A lot of people do `require"strict"` (or if you want to be pedantic, `local _ENV = require"strict"`) early in a Lua source file, which modifies the global environment to throw a runtime error instead of returning `nil` for undefined symbol lookups. (There are various versions of the strict library floating around; it doesn't come with stock Lua.) If would be better if this was a static check in the language itself. That, too, isn't a difficult addition (it could even be added to a strict library, or you could overload require), but defaults matter when it comes to nitpicking languages, I guess.

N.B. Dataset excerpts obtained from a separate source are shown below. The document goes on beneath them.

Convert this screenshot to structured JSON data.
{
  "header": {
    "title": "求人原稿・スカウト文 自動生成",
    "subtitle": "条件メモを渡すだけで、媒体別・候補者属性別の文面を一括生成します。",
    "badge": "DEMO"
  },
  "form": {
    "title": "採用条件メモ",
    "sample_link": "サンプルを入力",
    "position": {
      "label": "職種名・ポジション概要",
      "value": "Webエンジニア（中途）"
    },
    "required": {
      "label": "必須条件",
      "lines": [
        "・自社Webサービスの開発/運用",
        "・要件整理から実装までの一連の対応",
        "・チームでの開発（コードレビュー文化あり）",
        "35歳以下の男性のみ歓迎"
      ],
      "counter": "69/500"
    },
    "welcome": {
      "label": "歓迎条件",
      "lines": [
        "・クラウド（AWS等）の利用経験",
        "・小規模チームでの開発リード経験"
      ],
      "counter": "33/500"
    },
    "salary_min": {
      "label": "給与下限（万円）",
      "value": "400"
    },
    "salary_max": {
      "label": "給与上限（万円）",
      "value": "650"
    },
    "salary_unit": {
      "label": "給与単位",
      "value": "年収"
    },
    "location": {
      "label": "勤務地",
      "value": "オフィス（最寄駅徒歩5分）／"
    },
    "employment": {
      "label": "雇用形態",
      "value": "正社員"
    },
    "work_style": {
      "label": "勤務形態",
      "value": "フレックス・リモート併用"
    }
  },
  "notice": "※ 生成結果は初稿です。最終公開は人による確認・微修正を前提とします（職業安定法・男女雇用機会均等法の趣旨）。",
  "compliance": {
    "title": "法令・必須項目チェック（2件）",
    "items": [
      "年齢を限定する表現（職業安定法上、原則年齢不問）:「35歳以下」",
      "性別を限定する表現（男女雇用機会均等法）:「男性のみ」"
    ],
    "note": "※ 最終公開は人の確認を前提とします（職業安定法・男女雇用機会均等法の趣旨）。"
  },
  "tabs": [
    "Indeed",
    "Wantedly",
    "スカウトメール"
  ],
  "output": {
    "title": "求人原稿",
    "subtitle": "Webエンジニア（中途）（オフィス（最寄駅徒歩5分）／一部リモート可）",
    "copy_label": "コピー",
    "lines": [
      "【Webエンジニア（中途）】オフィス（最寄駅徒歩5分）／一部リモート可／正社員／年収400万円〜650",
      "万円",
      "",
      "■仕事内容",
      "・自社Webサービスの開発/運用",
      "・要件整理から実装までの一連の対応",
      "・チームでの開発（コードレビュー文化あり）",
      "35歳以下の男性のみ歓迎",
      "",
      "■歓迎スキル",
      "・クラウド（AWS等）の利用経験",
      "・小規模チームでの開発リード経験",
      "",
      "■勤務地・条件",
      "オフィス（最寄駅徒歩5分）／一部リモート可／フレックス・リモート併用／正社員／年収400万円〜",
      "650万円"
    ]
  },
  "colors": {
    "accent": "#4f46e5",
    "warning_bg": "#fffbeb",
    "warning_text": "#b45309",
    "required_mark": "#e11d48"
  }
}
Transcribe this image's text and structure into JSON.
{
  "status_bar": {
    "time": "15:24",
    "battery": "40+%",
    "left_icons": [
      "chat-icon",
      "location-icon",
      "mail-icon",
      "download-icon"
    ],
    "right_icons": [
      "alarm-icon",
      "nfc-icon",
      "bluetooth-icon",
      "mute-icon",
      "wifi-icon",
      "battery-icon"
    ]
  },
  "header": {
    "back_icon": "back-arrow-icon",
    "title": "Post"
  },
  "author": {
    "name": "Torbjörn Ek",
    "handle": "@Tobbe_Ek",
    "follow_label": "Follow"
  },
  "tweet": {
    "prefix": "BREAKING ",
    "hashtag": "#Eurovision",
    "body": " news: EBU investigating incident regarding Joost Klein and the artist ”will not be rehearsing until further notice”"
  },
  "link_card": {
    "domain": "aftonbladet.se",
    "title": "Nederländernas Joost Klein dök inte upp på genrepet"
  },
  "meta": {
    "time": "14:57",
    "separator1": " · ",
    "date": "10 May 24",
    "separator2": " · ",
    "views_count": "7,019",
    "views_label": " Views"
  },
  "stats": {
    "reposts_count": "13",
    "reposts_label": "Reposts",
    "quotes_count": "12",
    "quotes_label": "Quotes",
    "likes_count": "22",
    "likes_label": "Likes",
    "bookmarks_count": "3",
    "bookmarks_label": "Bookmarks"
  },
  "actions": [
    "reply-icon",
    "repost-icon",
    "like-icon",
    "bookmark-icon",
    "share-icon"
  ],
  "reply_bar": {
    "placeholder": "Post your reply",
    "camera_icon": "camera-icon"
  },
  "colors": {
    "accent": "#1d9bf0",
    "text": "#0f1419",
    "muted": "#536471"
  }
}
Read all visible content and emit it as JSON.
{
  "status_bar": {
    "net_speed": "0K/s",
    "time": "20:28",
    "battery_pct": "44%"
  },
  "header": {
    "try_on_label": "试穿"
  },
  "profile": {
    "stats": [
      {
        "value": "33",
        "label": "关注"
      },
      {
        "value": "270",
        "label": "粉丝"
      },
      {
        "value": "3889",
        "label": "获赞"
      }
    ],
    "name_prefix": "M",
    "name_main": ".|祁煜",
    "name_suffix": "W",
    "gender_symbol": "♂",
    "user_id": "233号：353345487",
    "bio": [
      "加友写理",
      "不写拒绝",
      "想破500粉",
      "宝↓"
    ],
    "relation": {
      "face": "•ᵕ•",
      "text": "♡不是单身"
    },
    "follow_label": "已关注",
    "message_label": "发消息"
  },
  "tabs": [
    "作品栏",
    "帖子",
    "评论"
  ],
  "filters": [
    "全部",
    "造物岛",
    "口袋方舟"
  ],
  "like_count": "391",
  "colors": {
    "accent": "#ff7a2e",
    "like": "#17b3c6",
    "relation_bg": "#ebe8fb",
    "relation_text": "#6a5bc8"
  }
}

Maybe in Lua 5.5 or 6.0 this change will be made. Though, statically-checked scoping isn't as as straight-forward as you'd think given Lua's common use as a fast-and-loose sandbox for running user code, ad hoc business logic modules, etc, where a lot of preamble boilerplate can seem overly complex. But the upside to Lua having a loose commitment to backward compatibility is that it's much easier to experiment with these sorts of changes and keep iterating until they nail down a solid construct. For example, compare setfenv/getfenv in Lua 5.1 with the lexical _ENV construct in Lua 5.2.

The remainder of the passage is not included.